The reason for stopping the solar eruption

The reason for stopping the solar eruption

In 2014, several researchers began to observe the event, which was the beginning of solar activity. They saw a twisted thread, represented by a solar material, which increases the speed during the ascent. But instead of an eruption, it crashed against the surface.

Using all the tools, we managed to track the event from the beginning to the end. This helped explain for the first time how the magnetic terrain contained the eruption. The study used the Solar Dynamics Observatory, a cloud spectrometer and several terrestrial telescopes. They track dozens of different wavelengths of light.

On the day of the unfulfilled eruption, NASA sent a suborbital rocket that collected data in the Earth’s atmosphere for about 5 minutes. Everyone was expecting an eruption, because this area was the most active.

The solar landscape is driven by magnetic forces. On examination, we managed to bump into the magnetic boundary, which had contained an eruption. The researchers used this data to create a model of the magnetic environment. She pointed to places where the magnetic field was particularly compressed.

These models helped track the loss of solar eruption

It was possible to determine the magnetic medium after examining millions of lines of the magnetic field, as well as their merging and divergence. When solar structures with opposite magnetic directivity collide, this leads to an explosion and release of magnetic energy. This heats the atmosphere and creates a burst of coronal mass.
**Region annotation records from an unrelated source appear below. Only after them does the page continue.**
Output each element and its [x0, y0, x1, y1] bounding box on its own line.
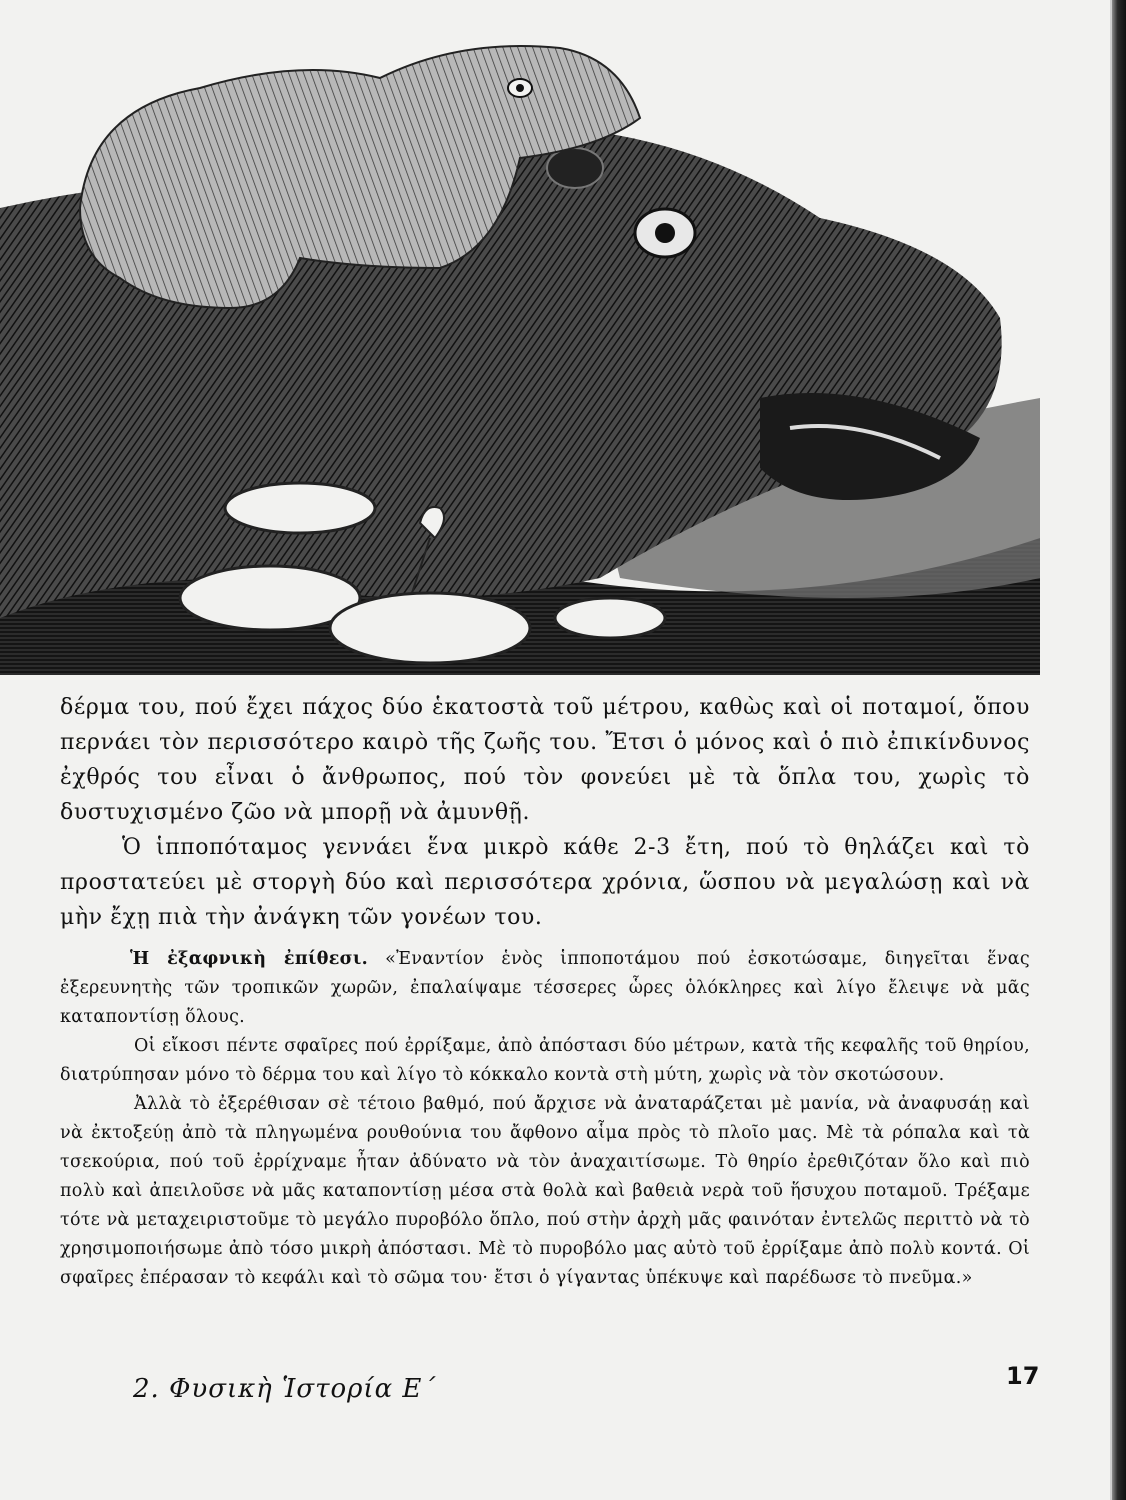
section-sudden-attack [60, 945, 1030, 1293]
paragraph-skin: δέρμα του, πού ἔχει πάχος δύο ἑκατοστὰ τοῦ μέτρου, καθὼς καὶ οἱ ποταμοί, ὅπου περνάει τὸν περισσότερο καιρὸ τῆς ζωῆς του. Ἔτσι ὁ μόνος καὶ ὁ πιὸ ἐπικίνδυνος ἐχθρός του εἶναι ὁ ἄνθρωπος, πού τὸν φονεύει μὲ τὰ ὅπλα του, χωρὶς τὸ δυστυχισμένο ζῶο νὰ μπορῇ νὰ ἀμυνθῇ. [60, 695, 1030, 825]
section-intro: «Ἐναντίον ἑνὸς ἱπποποτάμου πού ἐσκοτώσαμε, διηγεῖται ἕνας ἐξερευνητὴς τῶν τροπικῶν χωρῶν, ἐπαλαίψαμε τέσσερες ὧρες ὁλόκληρες καὶ λίγο ἔλειψε νὰ μᾶς καταποντίσῃ ὅλους. [60, 949, 1030, 1027]
page-edge [1112, 0, 1126, 1500]
page-number: 17 [1006, 1362, 1040, 1390]
hippopotamus-illustration [0, 18, 1040, 675]
paragraph-struggle: Ἀλλὰ τὸ ἐξερέθισαν σὲ τέτοιο βαθμό, πού ἄρχισε νὰ ἀναταράζεται μὲ μανία, νὰ ἀναφυσάῃ καὶ νὰ ἐκτοξεύῃ ἀπὸ τὰ πληγωμένα ρουθούνια του ἄφθονο αἷμα πρὸς τὸ πλοῖο μας. Μὲ τὰ ρόπαλα καὶ τὰ τσεκούρια, πού τοῦ ἐρρίχναμε ἦταν ἀδύνατο νὰ τὸν ἀναχαιτίσωμε. Τὸ θηρίο ἐρεθιζόταν ὅλο καὶ πιὸ πολὺ καὶ ἀπειλοῦσε νὰ μᾶς καταποντίσῃ μέσα στὰ θολὰ καὶ βαθειὰ νερὰ τοῦ ἥσυχου ποταμοῦ. Τρέξαμε τότε νὰ μεταχειριστοῦμε τὸ μεγάλο πυροβόλο ὅπλο, πού στὴν ἀρχὴ μᾶς φαινόταν ἐντελῶς περιττὸ νὰ τὸ χρησιμοποιήσωμε ἀπὸ τόσο μικρὴ ἀπόστασι. Μὲ τὸ πυροβόλο μας αὐτὸ τοῦ ἐρρίξαμε ἀπὸ πολὺ κοντά. Οἱ σφαῖρες ἐπέρασαν τὸ κεφάλι καὶ τὸ σῶμα του· ἔτσι ὁ γίγαντας ὑπέκυψε καὶ παρέδωσε τὸ πνεῦμα.» [60, 1094, 1030, 1288]
paragraph-bullets: Οἱ εἴκοσι πέντε σφαῖρες πού ἐρρίξαμε, ἀπὸ ἀπόστασι δύο μέτρων, κατὰ τῆς κεφαλῆς τοῦ θηρίου, διατρύπησαν μόνο τὸ δέρμα του καὶ λίγο τὸ κόκκαλο κοντὰ στὴ μύτη, χωρὶς νὰ τὸν σκοτώσουν. [60, 1036, 1030, 1085]
book-title: 2. Φυσικὴ Ἱστορία Ε΄ [133, 1374, 437, 1404]
article-body [60, 690, 1030, 1293]
paragraph-offspring: Ὁ ἱπποπόταμος γεννάει ἕνα μικρὸ κάθε 2-3 ἔτη, πού τὸ θηλάζει καὶ τὸ προστατεύει μὲ στοργὴ δύο καὶ περισσότερα χρόνια, ὥσπου νὰ μεγαλώσῃ καὶ νὰ μὴν ἔχῃ πιὰ τὴν ἀνάγκη τῶν γονέων του. [60, 835, 1030, 930]
section-intro-paragraph [60, 945, 1030, 1032]
section-title: Ἡ ἐξαφνικὴ ἐπίθεσι. [130, 949, 369, 969]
But in 2014, the string heated up on the border, represented by a hyperbolic flow tube created by the collision of two bipolar segments. Such tubes destroy the magnetic field lines. The structure is fueled by them and prevents eruption.

Now we see that the magnetic topology of the star plays an important role in whether an eruption on the Sun can occur. And this is worth understanding, because events affect the space weather.